Baurätin Schnorr informiert darüber, dass seitens der Verwaltung geplant ist, eine Allgemeinverfügung zur zeitlichen Beschränkung der Beregnung im Kreisgebiet des Landkreises Nienburg/Weser im Zeitraum vom 01.05. bis 30.09.2023 zu erlassen. 

 

Bereits im Vorjahr wurde diesbezüglich eine zeitlich befristete Allgemeinverfügung erlassen.

 

Die Analyse der Ausgangslage hat ergeben, dass es nach wie vor keine Erholung der Grundwasserstände von den Trockenjahren gegeben hat. Die Niederschläge in 2022 fielen deutlich geringer aus als im 30-Jahres-Mittel.

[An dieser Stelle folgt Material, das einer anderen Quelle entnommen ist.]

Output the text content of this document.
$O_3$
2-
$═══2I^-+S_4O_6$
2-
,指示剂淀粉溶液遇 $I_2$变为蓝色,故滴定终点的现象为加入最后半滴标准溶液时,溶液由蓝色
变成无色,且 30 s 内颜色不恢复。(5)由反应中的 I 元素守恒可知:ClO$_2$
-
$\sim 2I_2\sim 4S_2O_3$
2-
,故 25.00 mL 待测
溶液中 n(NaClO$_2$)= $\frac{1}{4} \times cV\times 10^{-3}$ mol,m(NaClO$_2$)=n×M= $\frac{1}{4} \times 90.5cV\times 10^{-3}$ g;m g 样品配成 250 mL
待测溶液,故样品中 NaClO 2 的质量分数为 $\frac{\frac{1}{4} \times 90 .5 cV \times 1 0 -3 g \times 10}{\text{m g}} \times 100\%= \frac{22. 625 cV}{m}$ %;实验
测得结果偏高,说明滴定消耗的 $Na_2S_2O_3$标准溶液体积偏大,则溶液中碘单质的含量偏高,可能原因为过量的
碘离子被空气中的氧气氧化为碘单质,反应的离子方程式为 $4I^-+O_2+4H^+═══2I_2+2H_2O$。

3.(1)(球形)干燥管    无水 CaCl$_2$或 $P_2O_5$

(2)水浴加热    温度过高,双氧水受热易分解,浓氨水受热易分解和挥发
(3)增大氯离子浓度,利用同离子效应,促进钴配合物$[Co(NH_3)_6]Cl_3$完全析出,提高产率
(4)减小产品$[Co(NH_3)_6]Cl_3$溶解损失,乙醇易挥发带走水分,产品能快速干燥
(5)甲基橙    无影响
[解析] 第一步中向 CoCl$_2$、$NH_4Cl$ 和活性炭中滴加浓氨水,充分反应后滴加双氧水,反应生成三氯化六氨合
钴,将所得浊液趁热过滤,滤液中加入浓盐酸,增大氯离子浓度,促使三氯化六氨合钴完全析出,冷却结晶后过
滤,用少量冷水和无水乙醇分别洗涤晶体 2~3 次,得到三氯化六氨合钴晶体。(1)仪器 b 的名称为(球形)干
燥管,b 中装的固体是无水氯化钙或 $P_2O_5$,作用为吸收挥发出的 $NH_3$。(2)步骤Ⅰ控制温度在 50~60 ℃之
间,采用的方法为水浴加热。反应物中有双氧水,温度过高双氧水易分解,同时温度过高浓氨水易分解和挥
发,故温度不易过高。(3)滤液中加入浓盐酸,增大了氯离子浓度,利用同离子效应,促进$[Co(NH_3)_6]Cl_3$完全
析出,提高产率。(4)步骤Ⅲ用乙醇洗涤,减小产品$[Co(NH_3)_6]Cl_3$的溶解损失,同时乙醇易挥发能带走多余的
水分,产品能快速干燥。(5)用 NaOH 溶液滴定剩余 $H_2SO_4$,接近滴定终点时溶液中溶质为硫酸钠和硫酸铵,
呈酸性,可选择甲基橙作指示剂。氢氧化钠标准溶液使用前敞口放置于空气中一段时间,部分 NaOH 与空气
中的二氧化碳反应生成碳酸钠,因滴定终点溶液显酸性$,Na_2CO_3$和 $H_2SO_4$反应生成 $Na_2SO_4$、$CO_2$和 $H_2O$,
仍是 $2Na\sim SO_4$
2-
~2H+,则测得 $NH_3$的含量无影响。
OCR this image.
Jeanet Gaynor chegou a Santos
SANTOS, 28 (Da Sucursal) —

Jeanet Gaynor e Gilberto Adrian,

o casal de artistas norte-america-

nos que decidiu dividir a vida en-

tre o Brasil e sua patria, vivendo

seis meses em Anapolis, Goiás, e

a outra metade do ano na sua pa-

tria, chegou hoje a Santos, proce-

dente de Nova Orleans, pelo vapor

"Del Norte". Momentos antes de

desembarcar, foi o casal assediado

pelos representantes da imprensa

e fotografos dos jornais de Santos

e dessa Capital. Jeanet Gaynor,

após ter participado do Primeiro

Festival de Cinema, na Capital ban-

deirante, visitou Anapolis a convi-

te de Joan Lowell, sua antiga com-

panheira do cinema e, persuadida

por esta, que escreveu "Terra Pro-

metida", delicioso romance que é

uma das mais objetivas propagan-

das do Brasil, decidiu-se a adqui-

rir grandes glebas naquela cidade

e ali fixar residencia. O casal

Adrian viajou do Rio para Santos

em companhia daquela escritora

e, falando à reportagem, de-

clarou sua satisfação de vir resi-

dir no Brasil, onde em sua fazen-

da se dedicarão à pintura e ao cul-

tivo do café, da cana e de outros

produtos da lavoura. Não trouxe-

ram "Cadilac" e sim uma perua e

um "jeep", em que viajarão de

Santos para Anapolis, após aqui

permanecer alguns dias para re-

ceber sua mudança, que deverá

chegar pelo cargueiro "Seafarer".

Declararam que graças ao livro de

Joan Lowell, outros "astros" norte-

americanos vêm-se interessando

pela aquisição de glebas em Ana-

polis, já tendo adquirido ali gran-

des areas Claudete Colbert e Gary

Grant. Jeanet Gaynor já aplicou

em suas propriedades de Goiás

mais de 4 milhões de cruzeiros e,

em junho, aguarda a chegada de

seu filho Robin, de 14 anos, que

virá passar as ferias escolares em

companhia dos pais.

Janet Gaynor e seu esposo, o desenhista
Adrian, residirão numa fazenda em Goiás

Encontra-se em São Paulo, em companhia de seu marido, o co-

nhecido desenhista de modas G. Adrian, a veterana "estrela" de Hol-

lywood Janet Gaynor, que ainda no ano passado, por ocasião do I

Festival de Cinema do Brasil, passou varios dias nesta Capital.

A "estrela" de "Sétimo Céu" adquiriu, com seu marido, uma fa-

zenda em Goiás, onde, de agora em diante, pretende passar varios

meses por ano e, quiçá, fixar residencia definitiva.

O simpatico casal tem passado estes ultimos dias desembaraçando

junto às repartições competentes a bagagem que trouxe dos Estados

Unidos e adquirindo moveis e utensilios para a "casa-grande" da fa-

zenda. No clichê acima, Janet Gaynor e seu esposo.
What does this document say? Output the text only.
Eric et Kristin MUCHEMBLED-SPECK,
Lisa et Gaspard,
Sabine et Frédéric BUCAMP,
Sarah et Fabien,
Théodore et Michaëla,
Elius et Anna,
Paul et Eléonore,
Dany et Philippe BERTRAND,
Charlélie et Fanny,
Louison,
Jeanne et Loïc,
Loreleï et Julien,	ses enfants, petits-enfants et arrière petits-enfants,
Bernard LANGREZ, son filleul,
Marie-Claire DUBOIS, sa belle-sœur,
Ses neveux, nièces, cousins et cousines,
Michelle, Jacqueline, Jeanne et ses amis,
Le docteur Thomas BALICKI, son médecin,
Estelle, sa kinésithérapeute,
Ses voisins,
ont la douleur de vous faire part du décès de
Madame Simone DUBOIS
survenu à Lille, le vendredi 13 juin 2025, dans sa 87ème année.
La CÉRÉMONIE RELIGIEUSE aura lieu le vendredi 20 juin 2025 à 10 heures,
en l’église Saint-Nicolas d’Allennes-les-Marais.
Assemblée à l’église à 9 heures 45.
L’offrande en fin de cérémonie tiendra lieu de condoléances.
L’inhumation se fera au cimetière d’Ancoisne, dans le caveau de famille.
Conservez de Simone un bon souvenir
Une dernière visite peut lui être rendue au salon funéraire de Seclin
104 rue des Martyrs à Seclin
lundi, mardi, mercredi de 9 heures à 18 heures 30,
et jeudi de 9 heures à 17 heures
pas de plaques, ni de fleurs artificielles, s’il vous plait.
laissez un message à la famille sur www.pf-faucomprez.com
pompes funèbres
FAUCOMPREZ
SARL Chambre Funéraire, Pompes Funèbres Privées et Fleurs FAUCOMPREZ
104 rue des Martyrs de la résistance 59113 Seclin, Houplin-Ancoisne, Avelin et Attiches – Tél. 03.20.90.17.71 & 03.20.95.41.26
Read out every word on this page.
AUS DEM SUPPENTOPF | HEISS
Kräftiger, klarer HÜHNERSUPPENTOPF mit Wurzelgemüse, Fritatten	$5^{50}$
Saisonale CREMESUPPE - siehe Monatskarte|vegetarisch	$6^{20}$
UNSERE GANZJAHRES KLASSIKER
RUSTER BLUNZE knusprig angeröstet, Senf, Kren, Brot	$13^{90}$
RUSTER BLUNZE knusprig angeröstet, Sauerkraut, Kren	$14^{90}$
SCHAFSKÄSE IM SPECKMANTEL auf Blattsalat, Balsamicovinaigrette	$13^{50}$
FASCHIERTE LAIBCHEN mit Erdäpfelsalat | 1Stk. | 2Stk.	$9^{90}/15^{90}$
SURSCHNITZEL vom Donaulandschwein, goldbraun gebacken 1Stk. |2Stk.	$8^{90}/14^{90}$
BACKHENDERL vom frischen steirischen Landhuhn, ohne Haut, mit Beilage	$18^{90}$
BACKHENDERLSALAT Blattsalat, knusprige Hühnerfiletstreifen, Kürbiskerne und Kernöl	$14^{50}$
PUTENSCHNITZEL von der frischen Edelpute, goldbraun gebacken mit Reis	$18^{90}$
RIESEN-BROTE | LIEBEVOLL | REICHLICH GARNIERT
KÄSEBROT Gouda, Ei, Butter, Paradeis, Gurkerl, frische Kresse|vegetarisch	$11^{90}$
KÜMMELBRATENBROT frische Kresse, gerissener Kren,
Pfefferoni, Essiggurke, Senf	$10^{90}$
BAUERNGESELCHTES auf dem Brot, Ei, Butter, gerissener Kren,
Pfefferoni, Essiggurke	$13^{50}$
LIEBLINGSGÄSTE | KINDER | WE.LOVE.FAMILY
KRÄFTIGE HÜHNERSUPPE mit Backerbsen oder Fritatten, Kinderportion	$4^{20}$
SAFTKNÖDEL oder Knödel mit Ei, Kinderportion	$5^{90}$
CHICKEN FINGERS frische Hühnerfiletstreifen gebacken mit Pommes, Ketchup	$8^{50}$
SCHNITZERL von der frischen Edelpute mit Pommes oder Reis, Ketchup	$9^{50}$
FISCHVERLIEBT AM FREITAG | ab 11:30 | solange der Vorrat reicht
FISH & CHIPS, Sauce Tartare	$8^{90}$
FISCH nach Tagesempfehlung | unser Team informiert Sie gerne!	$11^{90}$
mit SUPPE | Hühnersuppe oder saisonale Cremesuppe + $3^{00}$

Die klimatische Wasserbilanz im Frühjahr und Sommer (Niederschlagshöhe minus Höhe der potenziellen Verdunstung) zeichnet ein negatives Ergebnis und in tieferen Bodenschichten herrscht eine außergewöhnliche Trockenheit (Dürremonitor, 14.03.2023, Quelle: https://www.ufz.de/index.php?de=37937).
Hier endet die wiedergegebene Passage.